Ivan
"Euthanasier ? Non, ne faites pas ça ! Nous venons le chercher."
Sur place, tout le long du chemin au milieu des animaux abandonnés à la SPA, l'appréhension monte : ce n'est pas un endroit pour un furet, ça ! Partout des cris, des aboiements, des hurlements, des miaulements déchirants. L'enfer des animaux doit ressembler à cela - s'il existe une vie pour eux après la mort. Enfin, l'on approche des cages de molosses aux mâchoires impressionnantes, au babines dégoulinantes de bave.
"C'est là."
Et là, en effet, entre ces chiens féroces, prostré dans sa petite cage, le regard morose, se trouvait un furet putoisé amaigri par une existence ingrate.

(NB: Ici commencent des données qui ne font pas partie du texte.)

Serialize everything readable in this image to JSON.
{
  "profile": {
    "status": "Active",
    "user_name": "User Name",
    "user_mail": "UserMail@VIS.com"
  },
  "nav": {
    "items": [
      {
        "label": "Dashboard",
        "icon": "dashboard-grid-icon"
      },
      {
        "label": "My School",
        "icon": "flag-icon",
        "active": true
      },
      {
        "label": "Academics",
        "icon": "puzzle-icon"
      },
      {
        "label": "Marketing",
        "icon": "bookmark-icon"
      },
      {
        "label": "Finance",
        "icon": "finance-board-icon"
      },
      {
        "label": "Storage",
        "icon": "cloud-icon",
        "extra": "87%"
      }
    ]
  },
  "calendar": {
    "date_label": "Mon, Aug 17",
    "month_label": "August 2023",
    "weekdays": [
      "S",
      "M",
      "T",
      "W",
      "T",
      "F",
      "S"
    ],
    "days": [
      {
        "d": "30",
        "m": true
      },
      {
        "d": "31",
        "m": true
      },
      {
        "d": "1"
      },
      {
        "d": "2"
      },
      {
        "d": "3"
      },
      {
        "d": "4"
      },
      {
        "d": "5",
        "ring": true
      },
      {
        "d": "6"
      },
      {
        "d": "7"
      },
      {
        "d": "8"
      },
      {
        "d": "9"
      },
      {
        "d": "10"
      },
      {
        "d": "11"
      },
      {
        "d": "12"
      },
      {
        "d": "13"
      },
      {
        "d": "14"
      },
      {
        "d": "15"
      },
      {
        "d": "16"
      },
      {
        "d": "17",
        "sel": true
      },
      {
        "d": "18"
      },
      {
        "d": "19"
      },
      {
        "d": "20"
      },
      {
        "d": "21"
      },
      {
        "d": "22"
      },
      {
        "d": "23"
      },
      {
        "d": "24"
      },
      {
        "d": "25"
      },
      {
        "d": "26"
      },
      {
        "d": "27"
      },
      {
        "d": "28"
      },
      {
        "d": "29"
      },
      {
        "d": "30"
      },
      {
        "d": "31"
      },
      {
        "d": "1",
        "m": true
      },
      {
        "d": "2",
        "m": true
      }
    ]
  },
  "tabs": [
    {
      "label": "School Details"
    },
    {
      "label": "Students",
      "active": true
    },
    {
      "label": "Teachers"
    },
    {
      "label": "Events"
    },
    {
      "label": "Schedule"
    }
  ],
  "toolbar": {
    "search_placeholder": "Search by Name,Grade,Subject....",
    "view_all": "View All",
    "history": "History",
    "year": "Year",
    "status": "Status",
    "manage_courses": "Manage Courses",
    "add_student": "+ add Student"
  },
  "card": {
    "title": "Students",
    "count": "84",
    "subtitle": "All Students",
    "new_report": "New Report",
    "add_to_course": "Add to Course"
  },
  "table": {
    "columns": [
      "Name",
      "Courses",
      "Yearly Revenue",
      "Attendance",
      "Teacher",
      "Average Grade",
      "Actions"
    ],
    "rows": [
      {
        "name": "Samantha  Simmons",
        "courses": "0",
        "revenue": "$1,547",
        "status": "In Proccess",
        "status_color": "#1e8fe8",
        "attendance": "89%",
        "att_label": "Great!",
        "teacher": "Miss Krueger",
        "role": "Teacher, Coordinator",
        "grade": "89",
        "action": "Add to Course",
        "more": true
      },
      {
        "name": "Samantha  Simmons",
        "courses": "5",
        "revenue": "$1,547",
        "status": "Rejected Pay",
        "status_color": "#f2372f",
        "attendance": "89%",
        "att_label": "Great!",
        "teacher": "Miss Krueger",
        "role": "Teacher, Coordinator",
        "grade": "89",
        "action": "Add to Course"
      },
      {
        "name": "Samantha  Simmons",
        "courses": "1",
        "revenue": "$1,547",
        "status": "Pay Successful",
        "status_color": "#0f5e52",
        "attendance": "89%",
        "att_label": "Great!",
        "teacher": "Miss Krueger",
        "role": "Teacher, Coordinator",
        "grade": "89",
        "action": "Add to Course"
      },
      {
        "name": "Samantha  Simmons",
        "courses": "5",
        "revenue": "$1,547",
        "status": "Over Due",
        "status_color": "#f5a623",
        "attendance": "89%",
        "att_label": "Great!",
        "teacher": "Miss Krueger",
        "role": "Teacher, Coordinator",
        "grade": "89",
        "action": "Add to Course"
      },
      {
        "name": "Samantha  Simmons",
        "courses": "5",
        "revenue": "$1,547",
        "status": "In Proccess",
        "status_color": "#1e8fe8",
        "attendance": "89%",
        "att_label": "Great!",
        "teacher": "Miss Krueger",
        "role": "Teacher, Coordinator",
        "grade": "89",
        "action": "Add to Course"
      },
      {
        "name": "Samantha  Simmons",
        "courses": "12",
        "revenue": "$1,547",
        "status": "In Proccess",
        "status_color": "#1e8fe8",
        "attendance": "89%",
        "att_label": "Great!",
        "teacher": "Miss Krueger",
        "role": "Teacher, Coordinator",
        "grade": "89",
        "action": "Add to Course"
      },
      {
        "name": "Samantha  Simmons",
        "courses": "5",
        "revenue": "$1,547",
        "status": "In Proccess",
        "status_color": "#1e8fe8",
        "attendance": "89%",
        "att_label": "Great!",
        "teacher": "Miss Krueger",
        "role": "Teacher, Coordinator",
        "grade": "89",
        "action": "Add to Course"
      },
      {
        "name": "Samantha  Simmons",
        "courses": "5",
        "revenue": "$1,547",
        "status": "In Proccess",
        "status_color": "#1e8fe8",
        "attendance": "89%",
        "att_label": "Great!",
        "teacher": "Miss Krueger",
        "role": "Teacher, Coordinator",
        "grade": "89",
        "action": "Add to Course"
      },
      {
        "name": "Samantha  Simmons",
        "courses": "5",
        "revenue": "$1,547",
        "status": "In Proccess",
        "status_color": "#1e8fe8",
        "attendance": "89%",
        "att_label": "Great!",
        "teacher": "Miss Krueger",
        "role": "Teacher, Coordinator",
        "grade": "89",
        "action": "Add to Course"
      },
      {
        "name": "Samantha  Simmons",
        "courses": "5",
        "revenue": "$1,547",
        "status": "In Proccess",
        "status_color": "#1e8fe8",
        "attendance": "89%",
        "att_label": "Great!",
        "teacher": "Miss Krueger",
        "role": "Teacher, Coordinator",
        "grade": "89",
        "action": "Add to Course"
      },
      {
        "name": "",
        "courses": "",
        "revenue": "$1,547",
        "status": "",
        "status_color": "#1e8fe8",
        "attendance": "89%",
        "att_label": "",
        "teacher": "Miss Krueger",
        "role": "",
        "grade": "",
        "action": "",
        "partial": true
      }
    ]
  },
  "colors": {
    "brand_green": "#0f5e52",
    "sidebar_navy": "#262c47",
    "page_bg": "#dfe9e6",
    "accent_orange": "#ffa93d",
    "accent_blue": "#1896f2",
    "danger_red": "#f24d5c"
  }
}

C'est ainsi qu'Ivan fut recueilli par l'association, qui lui prodigua tous les soins nécessaires. A force de patience et de bons traitements, il reprit du poil de la bête. Sa carrure en imposait : plutôt grand, le visage carré, et toujours cet air morose et sérieux de baroudeur qui en a vu de toutes les couleurs.
Il lui fallut bientôt une famille d'accueil, en attendant qu'il soit adopté - mais il risquait d'y demeurer un certain temps, étant donné que l'été n'était pas la saison la plus riche en adoptions. Beaucoup dans l'association partaient en vacances où étaient déjà partis sous des horizons exotiques, si bien qu'aucune famille d'accueil ne pouvaient s'en charger pour lors.
Mon chéri et moi étions en Bretagne alors, non loin du refuge où les furets attendaient leur famille d'accueil ou leur remise sur pied.
Emus par le cas d'Ivan, nous devînmes famille d'accueil.
Son arrivée parmi nos petites bêtes fut assez marquante : Plume ne s'en soucia guère, mais quand il fallut établir le contact avec les autres furets, par l'intermédiaire de Kynsi, le plus diplomate des trois, le contact fut fulgurant. Une minute n'était pas passée qu'ils jouaient comme de vieux amis. Avec les autres, en revanche, il y eut moult bagarres, cris et grincements de dents. Et les cris des furets qui se battent sont perçants ! Imaginez-vous en train de dormir paisiblement quand tout à coup, des hurlements haut perchés vous tirent brutalement du sommeil... Sans compter l'odeur qu'ils dégagent en ces moments-là !
Avec nous, le contact ne fut pas aisé non plus : Ivan n'avait jamais été dressé à ne pas mordre, et lorsqu'il attrapait un doigt, il ne le lâchait plus. Heureusement, à force de patience, mon chéri réussit à lui apprendre.
Aujourd'hui, Ivan, surnommé Popov à cause "de sa carrure de camionneur polonais", est toujours avec nous. Personne ne s'est intéressé à lui, et nous nous y sommes attachés, si bien que nous l'avons finalement adopté. Il ne mord plus, il ne se dispute plus avec les autres, il joue toujours autant avec Kynsi, mais aussi avec Farah, la petite siamoise.
Bref, il coule des jours paisibles bien mérités après ce qu'il a dû endurer par le passé.